Java Program to Interchange the Diagonals

In this article, we will understand how to interchange the diagonal elements of a given matrix in Java. A matrix is a two-dimensional array made up of rows and columns. A matrix with m rows and n columns is called an m × n matrix.

Each element in the matrix is represented by a[i][j], which means that the particular element a is present in the i-th row and j-th column.

Problem Statement

Write a Java program to interchange the elements of the primary and secondary diagonals of a square matrix.

Example Scenario

Consider the following example scenario to understand the problem better:

Input: The matrix is defined as:
4 5 6
1 2 3
7 8 9

Output: The matrix after interchanging the elements:
6 5 4
1 2 3
9 8 7

Steps to Swap the Diagonal Elements of a Matrix

Following are the steps to achieve this:

• Define a square matrix with values.
• Iterate through each row from index 0 to matrix_size - 1.
• For each row i, check if it is not the middle row using the condition i != matrix_size / 2.
• If true, swap the primary diagonal element with the secondary diagonal element.
• Display the resulting matrix.

Example 1: Interchanging Diagonals

The following example demonstrates how to interchange the diagonal elements of a square matrix:

public class InterchangeDiagonals {
    public static int matrix_size = 3;
    public static void main (String[] args) {
        int input_matrix[][] = {
            {4, 5, 6},
            {1, 2, 3},
            {7, 8, 9}
        };
        System.out.println("The matrix is defined as: ");
        for (int i = 0; i < matrix_size; i++) {
            for (int j = 0; j < matrix_size; j++) {
                System.out.print(input_matrix[i][j] + " ");
            }
            System.out.println();
        }
        for (int i = 0; i < matrix_size; ++i)
            if (i != matrix_size / 2) {
                int temp = input_matrix[i][i];
                input_matrix[i][i] = input_matrix[i][matrix_size - i - 1];
                input_matrix[i][matrix_size - i - 1] = temp;
            }
        System.out.println("\nThe matrix after interchanging the elements: ");
        for (int i = 0; i < matrix_size; ++i) {
            for (int j = 0; j < matrix_size; ++j)
                System.out.print(input_matrix[i][j]+" ");
            System.out.println();
        }
    }
}

Output

The matrix is defined as:
4 5 6
1 2 3
7 8 9

The matrix after interchanging the elements:
6 5 4
1 2 3
9 8 7

Function-Based Approach

In this approach, we encapsulate the operations into a function, which also demonstrates the principles of object-oriented programming.

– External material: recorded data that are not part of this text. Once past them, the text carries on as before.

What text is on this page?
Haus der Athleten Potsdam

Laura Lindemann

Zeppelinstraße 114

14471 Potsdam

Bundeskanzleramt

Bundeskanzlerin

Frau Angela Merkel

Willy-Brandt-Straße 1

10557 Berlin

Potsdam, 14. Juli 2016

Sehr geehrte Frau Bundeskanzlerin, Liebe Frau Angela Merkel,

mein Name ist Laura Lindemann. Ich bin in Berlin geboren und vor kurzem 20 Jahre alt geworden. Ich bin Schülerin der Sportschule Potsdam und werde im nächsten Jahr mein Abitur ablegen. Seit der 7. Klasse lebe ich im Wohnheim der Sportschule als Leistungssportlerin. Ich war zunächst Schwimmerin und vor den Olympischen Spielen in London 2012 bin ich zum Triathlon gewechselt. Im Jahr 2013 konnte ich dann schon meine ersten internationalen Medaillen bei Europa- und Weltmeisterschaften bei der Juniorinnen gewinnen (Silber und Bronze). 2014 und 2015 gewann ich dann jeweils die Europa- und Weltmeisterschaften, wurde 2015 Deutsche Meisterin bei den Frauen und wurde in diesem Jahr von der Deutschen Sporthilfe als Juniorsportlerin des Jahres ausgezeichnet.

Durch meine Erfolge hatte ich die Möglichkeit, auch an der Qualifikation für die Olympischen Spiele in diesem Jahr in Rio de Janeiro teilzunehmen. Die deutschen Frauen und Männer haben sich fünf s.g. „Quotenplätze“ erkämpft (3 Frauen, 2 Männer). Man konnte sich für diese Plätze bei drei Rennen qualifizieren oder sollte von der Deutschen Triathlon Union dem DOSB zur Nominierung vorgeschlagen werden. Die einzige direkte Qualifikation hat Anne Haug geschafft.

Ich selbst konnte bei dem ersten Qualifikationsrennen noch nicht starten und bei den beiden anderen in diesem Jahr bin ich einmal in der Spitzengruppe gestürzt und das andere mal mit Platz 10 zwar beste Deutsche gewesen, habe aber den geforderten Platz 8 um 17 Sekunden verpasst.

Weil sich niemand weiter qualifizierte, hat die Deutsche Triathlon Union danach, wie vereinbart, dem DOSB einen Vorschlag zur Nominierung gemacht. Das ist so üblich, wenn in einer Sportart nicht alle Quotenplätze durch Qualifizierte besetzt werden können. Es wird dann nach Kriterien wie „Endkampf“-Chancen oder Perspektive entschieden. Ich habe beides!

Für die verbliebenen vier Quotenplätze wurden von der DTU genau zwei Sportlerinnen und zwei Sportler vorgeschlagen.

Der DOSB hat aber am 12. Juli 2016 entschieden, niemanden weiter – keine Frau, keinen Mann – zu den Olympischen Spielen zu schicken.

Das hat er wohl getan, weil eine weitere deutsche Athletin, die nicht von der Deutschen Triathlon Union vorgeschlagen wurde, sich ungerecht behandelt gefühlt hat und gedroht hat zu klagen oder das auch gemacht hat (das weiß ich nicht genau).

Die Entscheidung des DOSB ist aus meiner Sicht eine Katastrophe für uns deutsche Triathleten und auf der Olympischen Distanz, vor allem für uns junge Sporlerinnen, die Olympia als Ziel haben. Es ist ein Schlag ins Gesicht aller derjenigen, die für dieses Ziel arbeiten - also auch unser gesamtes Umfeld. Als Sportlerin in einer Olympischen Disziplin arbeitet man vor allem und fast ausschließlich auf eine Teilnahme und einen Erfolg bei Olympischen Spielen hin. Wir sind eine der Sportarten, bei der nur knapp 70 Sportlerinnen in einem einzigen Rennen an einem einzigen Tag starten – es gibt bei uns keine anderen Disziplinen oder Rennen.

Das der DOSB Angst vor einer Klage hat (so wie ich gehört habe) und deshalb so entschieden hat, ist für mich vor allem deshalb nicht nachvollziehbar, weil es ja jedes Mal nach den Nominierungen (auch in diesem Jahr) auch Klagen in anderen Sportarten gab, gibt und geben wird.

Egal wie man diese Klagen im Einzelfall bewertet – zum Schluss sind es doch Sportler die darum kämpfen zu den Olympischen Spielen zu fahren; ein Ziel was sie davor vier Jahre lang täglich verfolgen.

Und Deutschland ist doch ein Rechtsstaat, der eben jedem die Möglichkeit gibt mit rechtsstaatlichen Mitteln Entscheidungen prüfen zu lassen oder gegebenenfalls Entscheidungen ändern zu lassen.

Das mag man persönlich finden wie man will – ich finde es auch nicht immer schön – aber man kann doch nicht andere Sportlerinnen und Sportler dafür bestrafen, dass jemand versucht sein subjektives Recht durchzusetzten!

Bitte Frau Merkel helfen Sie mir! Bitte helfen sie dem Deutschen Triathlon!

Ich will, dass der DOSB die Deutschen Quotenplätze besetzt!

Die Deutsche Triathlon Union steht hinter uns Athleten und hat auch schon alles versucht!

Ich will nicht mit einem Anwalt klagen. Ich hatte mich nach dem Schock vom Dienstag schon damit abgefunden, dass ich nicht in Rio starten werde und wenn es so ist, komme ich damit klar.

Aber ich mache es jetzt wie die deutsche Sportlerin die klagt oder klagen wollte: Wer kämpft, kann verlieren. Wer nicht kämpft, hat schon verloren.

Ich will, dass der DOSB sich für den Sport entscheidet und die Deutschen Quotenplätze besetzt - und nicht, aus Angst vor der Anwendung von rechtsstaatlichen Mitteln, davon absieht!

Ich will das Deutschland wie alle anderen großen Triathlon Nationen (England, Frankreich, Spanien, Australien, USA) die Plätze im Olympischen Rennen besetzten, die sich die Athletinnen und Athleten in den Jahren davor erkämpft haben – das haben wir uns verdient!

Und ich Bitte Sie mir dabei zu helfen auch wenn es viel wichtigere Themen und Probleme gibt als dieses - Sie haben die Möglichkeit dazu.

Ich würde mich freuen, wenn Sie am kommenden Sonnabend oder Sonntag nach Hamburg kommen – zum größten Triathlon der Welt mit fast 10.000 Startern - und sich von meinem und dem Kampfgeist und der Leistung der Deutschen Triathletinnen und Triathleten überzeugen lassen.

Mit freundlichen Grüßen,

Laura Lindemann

Example 2: Function-Based Implementation

The following example demonstrates how to interchange the diagonal elements of a square matrix using a separate method:

public class InterchangeDiagonals {
    public static int matrix_size = 3;
    static void interchange_diagonals(int input_matrix[][]) {
        for (int i = 0; i < matrix_size; ++i)
            if (i != matrix_size / 2) {
                int temp = input_matrix[i][i];
                input_matrix[i][i] = input_matrix[i][matrix_size - i - 1];
                input_matrix[i][matrix_size - i - 1] = temp;
            }
        System.out.println("\nThe matrix after interchanging the elements: ");
        for (int i = 0; i < matrix_size; ++i) {
            for (int j = 0; j < matrix_size; ++j)
                System.out.print(input_matrix[i][j]+" ");
            System.out.println();
        }
    }
    public static void main (String[] args) {
        int input_matrix[][] = {
            {4, 5, 6},
            {1, 2, 3},
            {7, 8, 9}
        };
        System.out.println("The matrix is defined as: ");
        for (int i = 0; i < matrix_size; i++) {
            for (int j = 0; j < matrix_size; j++) {
                System.out.print(input_matrix[i][j] + " ");
            }
            System.out.println();
        }
        interchange_diagonals(input_matrix);
    }
}

Output

The matrix is defined as:
4 5 6
1 2 3
7 8 9

The matrix after interchanging the elements:
6 5 4
1 2 3
9 8 7